Bu muydu yani, bir insanın bir insana duyduğu özel sevginin tanımlaması… Sevmek birisini ve sevilmek birileri tarafından. Bu kadar mıydı, insanı yeri geldiğinde insana öldürten; bazen tek taraflı bazen de her iki taraflı bir acının yaşanmasına sebep olan “aşk” böyle sığ ve yavan kelimelerle yahut gereğinden fazla afili gösterilerle mi ilan edilmeliydi? Sahiden de böyle basite indirgenebilinir miydi “aşk”… Susuyordu, çünkü bunları düşünüyordu. Birinin apansızca ona böyle bir şey söyleyebileceğini daha önce aklının ucundan bile geçirmemişti. Ve şaşkındı. Bu şaşkınlık onu istemediği halde; gelip yine karşısına çıkmasından dolayı oluşan kızgınlığın bir yan ürünüydü. Sevmiyordu; inanmıyordu sevgisine insanın… Zira aşk hakkında konuşmayan kalmamıştı. Ve artık bu kelimeyi duyduğu her an, yani sevmek, hoşlanmak, âşık olmak gibi iyi niyetli birinin sevgisini bu masumane ifadeleri kullanarak açıklamaya çalıştığı her an cinnet geçirme raddesine geliyordu. Hem zaten dünyadaki ölümlerin çoğu, aşk yüzünden olmuyor muydu?
Susuyordu, zira aşka inanmayan ve inanmadığı için içine kapanmış olan yüreğinin uyuma ile teyakkuz arasında yaşadığı gelgitleri hissediyordu. Nasıl bir oyundu bu; Mevla gerçekten her şeyin tekmilini aşktan yaratmış ve aşk, maddenin en küçük yapı birimine mi dönüşmüştü?
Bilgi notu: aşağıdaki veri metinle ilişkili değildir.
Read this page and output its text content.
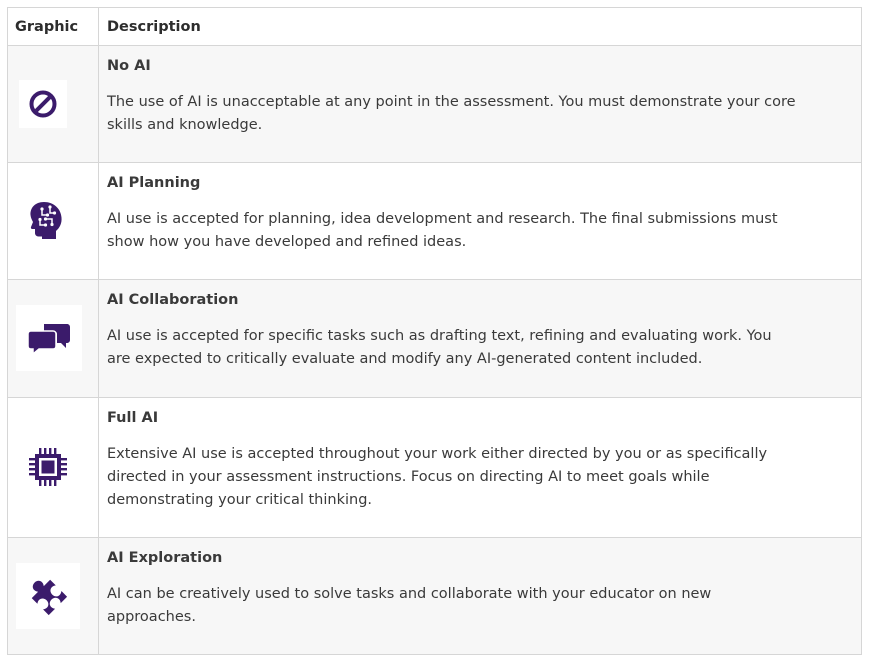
Graphic	Description
No AI
The use of AI is unacceptable at any point in the assessment. You must demonstrate your core skills and knowledge.
AI Planning
AI use is accepted for planning, idea development and research. The final submissions must show how you have developed and refined ideas.
AI Collaboration
AI use is accepted for specific tasks such as drafting text, refining and evaluating work. You are expected to critically evaluate and modify any AI-generated content included.
Full AI
Extensive AI use is accepted throughout your work either directed by you or as specifically directed in your assessment instructions. Focus on directing AI to meet goals while demonstrating your critical thinking.
AI Exploration
AI can be creatively used to solve tasks and collaborate with your educator on new approaches.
Neden bu kadar zordu, bir insanı karşısındakinin sevgisine inandırmak! Nasıl oluyordu da sevdiği kadın; “seni seviyorum” kelimelerinin karşısında bu kadar rehavet bir yalnızlığın içinde kayıtsızca kalabiliyordu? Aşkın içinde, aşkı sevmeyen lakin sevemediği konusunda da yüreğiyle çelişkilere düşen oluyor muydu? Susuyordu, Mevla’nın onu böyle bir zorlukla sınamasını hayra yormaya çalışıyordu. Fi tarihinde kandırıp, oyuna getirdiği yüreğinin aslında hiçbir zaman oyuna gelmediğini anlamıştı.
Yürek, durduğu canın oyununa gelmez! Nasıl ki ruh ve beden farklıysa birbirinden, beyin ile yürek de o kadar farklıdır. Beyin çalışmak istemezse, yürek evhama kapılır; yürek acı çekerse, beyin durmadan “ağla” diye yalvarır.
Susuyordu;” galiba” diyordu içinden,” bu bir oyun değil ne de kandırmaca! Aşk her yerde ve herkesteydi. Eninde sonunda istiyordu kul, Mevla’nın yarattığı başka bir kulun kendisini sevmesini. Seven de istiyordu, sevilenin himayesi altına girmesini; sevilen de istiyordu, sevenin nezdinde apayrı bir varlıkmış gibi görünmesini.”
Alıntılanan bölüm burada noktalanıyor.